Registration Link (Required) :
https://scv-sscs-nov.eventbrite.com
Registration Fee: FREE, Donation Requested
IEEE SSCS/CAS members: FREE
IEEE members – $2 donation
Non-members – $5 donation
Abstract:
One key design objective of a frequency synthesizer is to minimize the spurious tones, as they can degrade the overall jitter performance or cause other unwanted system-level impairments. In this tutorial, we will examine the sources of the spurious tone generation in different PLL architectures and operation modes. We will overview several design techniques to mitigate the spurious tones. Lastly, we will go over several real PLL design examples that demonstrate low-spur performances.
Bio:
Mike Shuo-Wei Chen received the B.S. degree from National Taiwan University, Taipei, Taiwan, in 1998 and the M.S. and Ph.D. degrees from University of California, Berkeley, in 2002 and 2006, all in electrical engineering. He is an associate professor in Electrical Engineering Department at University of Southern California (USC) and holds the Colleen and Roberto Padovani Early Career Chair position.

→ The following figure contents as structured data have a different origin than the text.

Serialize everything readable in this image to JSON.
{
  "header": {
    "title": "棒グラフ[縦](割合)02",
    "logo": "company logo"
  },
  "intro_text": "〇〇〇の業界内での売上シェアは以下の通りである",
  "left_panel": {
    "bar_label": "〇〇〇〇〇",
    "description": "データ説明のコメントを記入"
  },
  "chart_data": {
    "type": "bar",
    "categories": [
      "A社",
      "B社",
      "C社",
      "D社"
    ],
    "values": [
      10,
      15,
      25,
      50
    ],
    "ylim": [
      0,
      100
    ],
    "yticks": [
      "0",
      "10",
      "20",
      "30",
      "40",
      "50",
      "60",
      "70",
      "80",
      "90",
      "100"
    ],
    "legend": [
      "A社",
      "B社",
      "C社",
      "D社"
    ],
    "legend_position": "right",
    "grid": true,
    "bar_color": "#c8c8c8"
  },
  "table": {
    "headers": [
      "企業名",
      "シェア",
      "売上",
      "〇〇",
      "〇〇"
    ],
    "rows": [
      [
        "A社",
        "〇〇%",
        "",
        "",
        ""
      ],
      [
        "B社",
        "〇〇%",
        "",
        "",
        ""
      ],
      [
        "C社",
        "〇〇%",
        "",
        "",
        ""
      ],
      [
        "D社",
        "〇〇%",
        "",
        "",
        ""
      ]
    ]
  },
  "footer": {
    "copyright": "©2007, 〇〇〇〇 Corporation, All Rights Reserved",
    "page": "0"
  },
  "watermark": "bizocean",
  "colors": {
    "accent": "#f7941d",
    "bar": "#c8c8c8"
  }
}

As a graduate student, he proposed and demonstrated the asynchronous SAR ADC architecture, which has been adopted in industry today for low-power high-speed analog-to-digital conversion products. After joining USC in 2011, he leads an analog mixed-signal circuit group, focusing on high-speed low-power data converters, frequency synthesizers, RF/mm-wave transceiver designs, analog circuit design automation, bio-inspired computing, non-uniformly sampled circuits and systems. From 2006 to 2010, he worked on mixed-signal and RF circuits for various wireless communication products at Atheros Communications (now Qualcomm).
Dr. Chen was the recipient of Qualcomm Faculty Award in 2019, NSF Faculty Early Career Development (CAREER) Award, DARPA Young Faculty Award (YFA) both in 2014, Analog Devices Outstanding Student Award for recognition in IC design in 2006 and UC Regents’ Fellowship at Berkeley in 2000. He also achieved an honorable mention in the Asian Pacific Mathematics Olympiad, 1994. Dr. Chen has been serving as an associate editor of the IEEE Solid-State Circuits Letters (SSC-L), IEEE Transactions on Circuits and Systems II: Express Briefs (TCAS-II), as well as a TPC member in IEEE Solid-State Circuits Society conferences, notably the IEEE International Solid-State Circuits Conference (ISSCC), IEEE Symposium on VLSI Circuits, and IEEE Custom Integrated Circuits Conference (CICC).